There is, at the moment, no chance that the Senate will take up the issue, given Majority Leader Mitch McConnell’s (R-Ky.) aversion to pot.

If Georgia goes all the way blue, however, and elects two Democratic senators in January to flip the balance of power in the Senate, federal marijuana reform has a real shot.

There is no getting around the fact, as Gaetz said, that the primary casualties in the misguided war on marijuana have been people of color.

Study after study has shown that Black people are arrested and incarcerated for pot-related crimes at far higher rates than white people, even though marijuana usage rates are essentially the same across racial lines. A recent American Civil Liberties Union study found that Black people are 3.6 times more likely to be arrested over pot possession than white people.

The fallout from those arrests can last a lifetime.

“These harms include not only arrests, incarceration, and lifelong criminal convictions,” said the report, “but also the loss of jobs, housing, financial aid eligibility, child custody and immigration status.”


The number of Americans who think cannabis should be legal has changed dramatically in the last few years. In September 2019, the Pew Research Center found that 59% of adults favored total legalization, 32% favored medical use and only 8% said cannabis should be entirely illegal.

Has the trend toward legalization softened police attitudes toward marijuana? Not exactly.

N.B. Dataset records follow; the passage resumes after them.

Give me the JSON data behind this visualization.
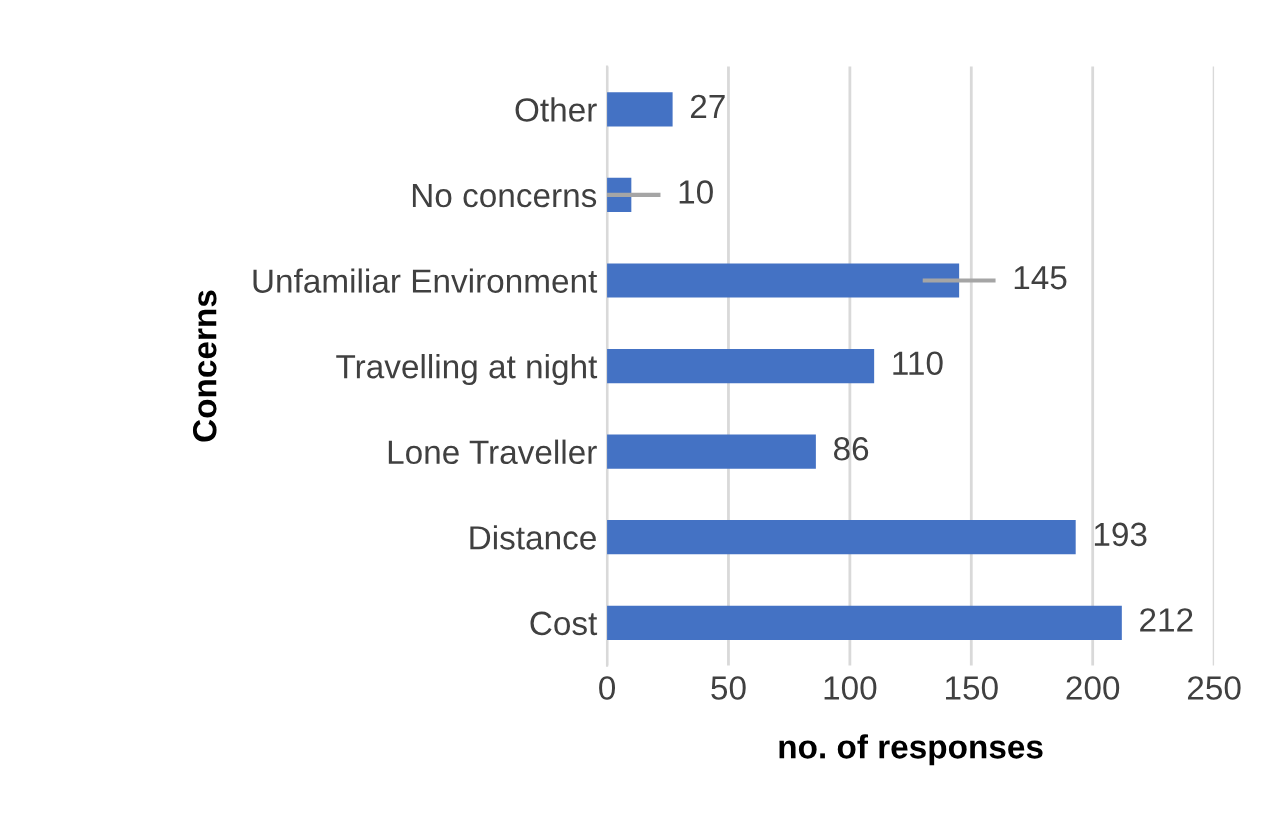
{
  "chart_data": {
    "type": "bar",
    "orientation": "horizontal",
    "xlabel": "no. of responses",
    "ylabel": "Concerns",
    "categories": [
      "Other",
      "No concerns",
      "Unfamiliar Environment",
      "Travelling at night",
      "Lone Traveller",
      "Distance",
      "Cost"
    ],
    "values": [
      27,
      10,
      145,
      110,
      86,
      193,
      212
    ],
    "errors": [
      null,
      12,
      15,
      null,
      null,
      null,
      null
    ],
    "color": "#4472c4",
    "data_labels": true,
    "xlim": [
      0,
      250
    ],
    "xticks": [
      0,
      50,
      100,
      150,
      200,
      250
    ],
    "grid": "x"
  }
}
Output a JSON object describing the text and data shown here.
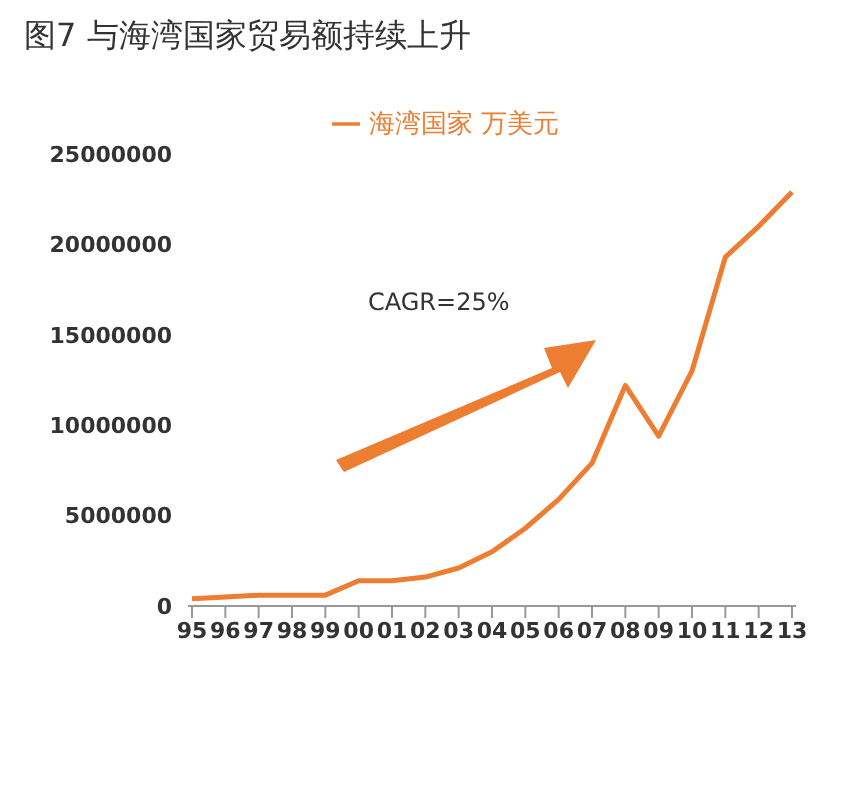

In 2018, officers made 663,000 arrests tied to pot-related offenses, 92% of which involved possession, according to FBI data. In 2019, the number dropped to 545,000. But that is still scandalously high.

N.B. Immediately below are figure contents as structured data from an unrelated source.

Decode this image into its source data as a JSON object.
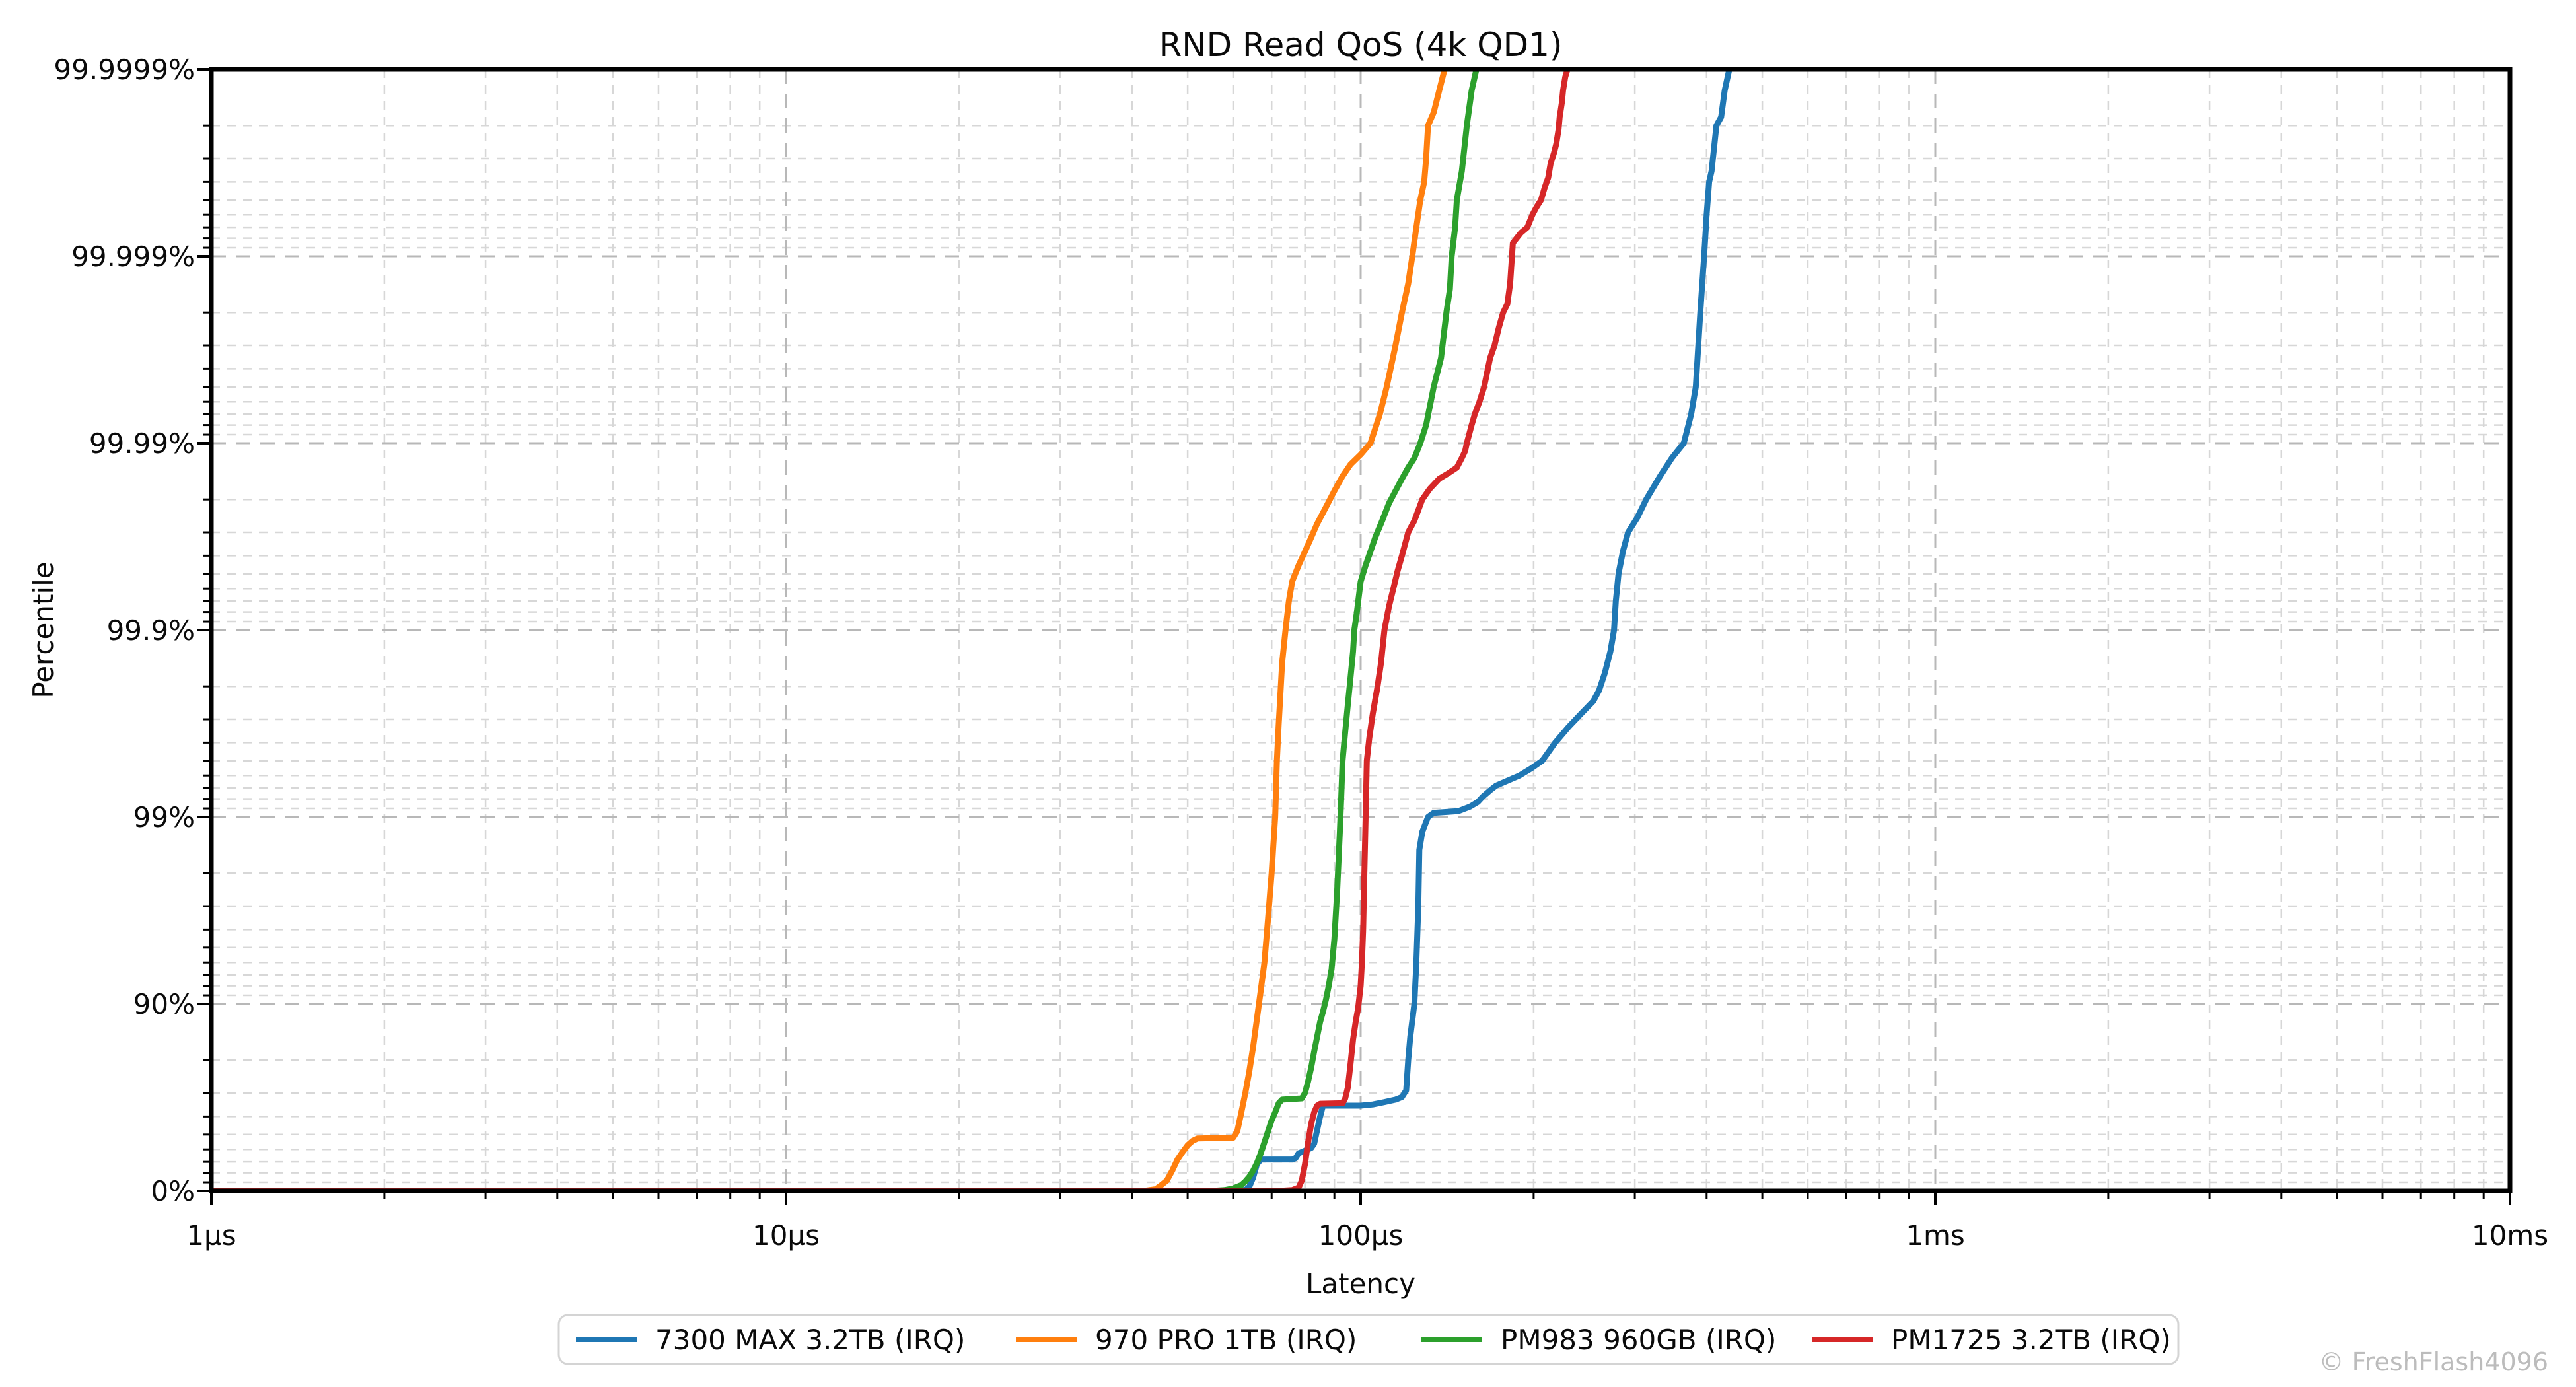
{
  "title": "RND Read QoS (4k QD1)",
  "watermark": "© FreshFlash4096",
  "chart_data": {
    "type": "line",
    "title": "RND Read QoS (4k QD1)",
    "xlabel": "Latency",
    "ylabel": "Percentile",
    "x_scale": "log",
    "x_range_us": [
      1,
      10000
    ],
    "x_tick_labels": [
      "1µs",
      "10µs",
      "100µs",
      "1ms",
      "10ms"
    ],
    "x_tick_values_us": [
      1,
      10,
      100,
      1000,
      10000
    ],
    "y_scale": "percentile, log(1/(1-p)) spacing",
    "y_tick_labels": [
      "0%",
      "90%",
      "99%",
      "99.9%",
      "99.99%",
      "99.999%",
      "99.9999%"
    ],
    "y_tick_values_pct": [
      0,
      90,
      99,
      99.9,
      99.99,
      99.999,
      99.9999
    ],
    "grid": "dashed major and minor, both axes",
    "legend_position": "bottom center",
    "series": [
      {
        "name": "7300 MAX 3.2TB (IRQ)",
        "color": "#1f77b4",
        "points_us_pct": [
          [
            1,
            0
          ],
          [
            55,
            0
          ],
          [
            63,
            1
          ],
          [
            64,
            5
          ],
          [
            65,
            15
          ],
          [
            66,
            28
          ],
          [
            67,
            32
          ],
          [
            76,
            32
          ],
          [
            77,
            33
          ],
          [
            78,
            37
          ],
          [
            80,
            39
          ],
          [
            82,
            41
          ],
          [
            83,
            44
          ],
          [
            85,
            60
          ],
          [
            86,
            65
          ],
          [
            100,
            65
          ],
          [
            105,
            65.5
          ],
          [
            110,
            66.5
          ],
          [
            115,
            67.5
          ],
          [
            118,
            68.5
          ],
          [
            120,
            71
          ],
          [
            121,
            80
          ],
          [
            122,
            85
          ],
          [
            124,
            90
          ],
          [
            125,
            94
          ],
          [
            126,
            97
          ],
          [
            126.5,
            98.5
          ],
          [
            128,
            98.8
          ],
          [
            131,
            99.0
          ],
          [
            134,
            99.05
          ],
          [
            148,
            99.07
          ],
          [
            155,
            99.12
          ],
          [
            160,
            99.17
          ],
          [
            163,
            99.22
          ],
          [
            168,
            99.28
          ],
          [
            172,
            99.32
          ],
          [
            180,
            99.36
          ],
          [
            189,
            99.4
          ],
          [
            198,
            99.45
          ],
          [
            207,
            99.5
          ],
          [
            218,
            99.6
          ],
          [
            230,
            99.67
          ],
          [
            242,
            99.72
          ],
          [
            254,
            99.76
          ],
          [
            260,
            99.79
          ],
          [
            266,
            99.83
          ],
          [
            272,
            99.87
          ],
          [
            276,
            99.9
          ],
          [
            278,
            99.93
          ],
          [
            281,
            99.95
          ],
          [
            286,
            99.962
          ],
          [
            292,
            99.97
          ],
          [
            303,
            99.975
          ],
          [
            314,
            99.98
          ],
          [
            332,
            99.985
          ],
          [
            348,
            99.988
          ],
          [
            365,
            99.99
          ],
          [
            376,
            99.993
          ],
          [
            383,
            99.995
          ],
          [
            390,
            99.998
          ],
          [
            396,
            99.999
          ],
          [
            400,
            99.9994
          ],
          [
            404,
            99.9996
          ],
          [
            408,
            99.99965
          ],
          [
            416,
            99.9998
          ],
          [
            424,
            99.99982
          ],
          [
            430,
            99.99987
          ],
          [
            438,
            99.9999
          ],
          [
            452,
            99.99993
          ],
          [
            462,
            99.99996
          ]
        ]
      },
      {
        "name": "970 PRO 1TB (IRQ)",
        "color": "#ff7f0e",
        "points_us_pct": [
          [
            1,
            0
          ],
          [
            42,
            0
          ],
          [
            44,
            2
          ],
          [
            45,
            7
          ],
          [
            46,
            12
          ],
          [
            47,
            22
          ],
          [
            48,
            32
          ],
          [
            49,
            38
          ],
          [
            50,
            43
          ],
          [
            51,
            46
          ],
          [
            52,
            47.5
          ],
          [
            60,
            48
          ],
          [
            61,
            52
          ],
          [
            62,
            62
          ],
          [
            63,
            70
          ],
          [
            64,
            77
          ],
          [
            65,
            83
          ],
          [
            66,
            88
          ],
          [
            67,
            91.5
          ],
          [
            68,
            94
          ],
          [
            69,
            96.5
          ],
          [
            70,
            98
          ],
          [
            70.5,
            98.6
          ],
          [
            71,
            99
          ],
          [
            71.5,
            99.5
          ],
          [
            72,
            99.68
          ],
          [
            72.5,
            99.78
          ],
          [
            73,
            99.85
          ],
          [
            74,
            99.9
          ],
          [
            75,
            99.93
          ],
          [
            76,
            99.945
          ],
          [
            78,
            99.955
          ],
          [
            80,
            99.962
          ],
          [
            82,
            99.968
          ],
          [
            84,
            99.973
          ],
          [
            87,
            99.978
          ],
          [
            90,
            99.982
          ],
          [
            93,
            99.985
          ],
          [
            96,
            99.987
          ],
          [
            100,
            99.9885
          ],
          [
            104,
            99.99
          ],
          [
            108,
            99.993
          ],
          [
            111,
            99.995
          ],
          [
            115,
            99.997
          ],
          [
            118,
            99.998
          ],
          [
            121,
            99.9986
          ],
          [
            123,
            99.999
          ],
          [
            125,
            99.9993
          ],
          [
            127,
            99.9995
          ],
          [
            129,
            99.9996
          ],
          [
            130,
            99.9997
          ],
          [
            131,
            99.9998
          ],
          [
            134,
            99.99983
          ],
          [
            137,
            99.99987
          ],
          [
            140,
            99.9999
          ],
          [
            145,
            99.99993
          ],
          [
            150,
            99.99996
          ]
        ]
      },
      {
        "name": "PM983 960GB (IRQ)",
        "color": "#2ca02c",
        "points_us_pct": [
          [
            1,
            0
          ],
          [
            55,
            0
          ],
          [
            58,
            1
          ],
          [
            60,
            3
          ],
          [
            62,
            7
          ],
          [
            63,
            11
          ],
          [
            64,
            16
          ],
          [
            65,
            22
          ],
          [
            66,
            29
          ],
          [
            67,
            37
          ],
          [
            68,
            45
          ],
          [
            69,
            52
          ],
          [
            70,
            58
          ],
          [
            71,
            62
          ],
          [
            72,
            66
          ],
          [
            73,
            67.5
          ],
          [
            79,
            68
          ],
          [
            80,
            70
          ],
          [
            81,
            74
          ],
          [
            82,
            78
          ],
          [
            83,
            82
          ],
          [
            84,
            85
          ],
          [
            85,
            87.5
          ],
          [
            86,
            89
          ],
          [
            87,
            90.5
          ],
          [
            88,
            92
          ],
          [
            89,
            93.5
          ],
          [
            90,
            95.5
          ],
          [
            91,
            97.5
          ],
          [
            92,
            98.8
          ],
          [
            92.5,
            99.2
          ],
          [
            93,
            99.5
          ],
          [
            94,
            99.65
          ],
          [
            95,
            99.75
          ],
          [
            96,
            99.82
          ],
          [
            97,
            99.87
          ],
          [
            97.5,
            99.9
          ],
          [
            98.5,
            99.92
          ],
          [
            100,
            99.945
          ],
          [
            102,
            99.955
          ],
          [
            104,
            99.962
          ],
          [
            106,
            99.968
          ],
          [
            109,
            99.974
          ],
          [
            112,
            99.979
          ],
          [
            115,
            99.982
          ],
          [
            118,
            99.9845
          ],
          [
            121,
            99.9865
          ],
          [
            124,
            99.988
          ],
          [
            127,
            99.99
          ],
          [
            130,
            99.992
          ],
          [
            134,
            99.995
          ],
          [
            138,
            99.9965
          ],
          [
            141,
            99.998
          ],
          [
            143,
            99.9985
          ],
          [
            144,
            99.999
          ],
          [
            146,
            99.9993
          ],
          [
            147,
            99.9995
          ],
          [
            150,
            99.99965
          ],
          [
            153,
            99.9998
          ],
          [
            156,
            99.99987
          ],
          [
            159,
            99.9999
          ],
          [
            162,
            99.99995
          ]
        ]
      },
      {
        "name": "PM1725 3.2TB (IRQ)",
        "color": "#d62728",
        "points_us_pct": [
          [
            1,
            0
          ],
          [
            72,
            0
          ],
          [
            76,
            1
          ],
          [
            78,
            4
          ],
          [
            79,
            12
          ],
          [
            80,
            28
          ],
          [
            81,
            45
          ],
          [
            82,
            56
          ],
          [
            83,
            62
          ],
          [
            84,
            65
          ],
          [
            85,
            65.8
          ],
          [
            93,
            66
          ],
          [
            94,
            68
          ],
          [
            95,
            72
          ],
          [
            96,
            79
          ],
          [
            97,
            84.5
          ],
          [
            98,
            87.5
          ],
          [
            99,
            89.5
          ],
          [
            100,
            92
          ],
          [
            100.5,
            94
          ],
          [
            101,
            96
          ],
          [
            101.5,
            98
          ],
          [
            102,
            99
          ],
          [
            102.5,
            99.5
          ],
          [
            103.5,
            99.62
          ],
          [
            105,
            99.72
          ],
          [
            107,
            99.8
          ],
          [
            108.5,
            99.85
          ],
          [
            110,
            99.9
          ],
          [
            112,
            99.925
          ],
          [
            114,
            99.94
          ],
          [
            116,
            99.952
          ],
          [
            118,
            99.96
          ],
          [
            121,
            99.97
          ],
          [
            124,
            99.974
          ],
          [
            128,
            99.98
          ],
          [
            132,
            99.9825
          ],
          [
            137,
            99.9845
          ],
          [
            142,
            99.9855
          ],
          [
            147,
            99.9865
          ],
          [
            150,
            99.988
          ],
          [
            152,
            99.989
          ],
          [
            153,
            99.99
          ],
          [
            156,
            99.992
          ],
          [
            158,
            99.993
          ],
          [
            161,
            99.994
          ],
          [
            164,
            99.995
          ],
          [
            168,
            99.9965
          ],
          [
            171,
            99.997
          ],
          [
            174,
            99.9976
          ],
          [
            177,
            99.998
          ],
          [
            180,
            99.9982
          ],
          [
            182,
            99.9986
          ],
          [
            183,
            99.9989
          ],
          [
            184,
            99.99915
          ],
          [
            190,
            99.99925
          ],
          [
            195,
            99.9993
          ],
          [
            199,
            99.9994
          ],
          [
            202,
            99.99945
          ],
          [
            206,
            99.9995
          ],
          [
            209,
            99.99957
          ],
          [
            212,
            99.99962
          ],
          [
            214,
            99.99968
          ],
          [
            217,
            99.99972
          ],
          [
            219,
            99.99975
          ],
          [
            221,
            99.99979
          ],
          [
            222,
            99.99982
          ],
          [
            224,
            99.99985
          ],
          [
            225,
            99.99987
          ],
          [
            227,
            99.99989
          ],
          [
            229,
            99.9999
          ],
          [
            232,
            99.99994
          ]
        ]
      }
    ]
  }
}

“I often remind people that it may seem like everyone from Martha Stewart to John Boehner are involved in the [cannabis] industry, but that doesn’t mean it’s not the biggest driver of arrests in this country,” said Natalie Papillion, director of strategic initiatives for the Last Prisoner Project, a new nonprofit dedicated to freeing the 40,000 people still imprisoned for nonviolent marijuana offenses. (Among its co-founders is Steve DeAngelo, the Oakland cannabis entrepreneur and activist.)

“American law enforcement makes more arrests for marijuana than for all violent crimes combined,” said Papillion. “We’re not busting drug kingpins or cartel bosses. We are continuing to employ a tremendous number of our limited law enforcement resources to bust people for smoking a joint.” That’s just insane.

But there are glimmers of hope that the justice system is starting to come around.

On Tuesday morning, thanks in part to the work of the Last Prisoner Project, the country’s longest-serving nonviolent marijuana convict walked out of the South Bay Correctional Facility in Florida after spending 32 years behind bars.

Richard DeLisi, 71, was sentenced in 1988 to 90 years in prison for marijuana trafficking and conspiracy to traffic. While in prison, he lost his parents, his wife and a son. Under the circumstances, I think I would be bitter. But DeLisi, who is in poor health, has expressed only sorrow and shame.

“I was convicted of breaking the laws and I am truly sorry for what I did that was unlawful,” he wrote to Florida Gov. Ron DeSantis in a plea for release in August. “There is no undoing my actions. The consequences I have accepted and every day I have tried to better myself and do what I can for others. I hear things on the outside have changed, and that cannabis companies have been treated as essential services during this virus.”

Can you imagine spending almost half your life in prison for selling a product that is now considered essential?

It’s heartening that Americans are able to come together in support of a rational approach to cannabis.

Now if the Senate could only do the same.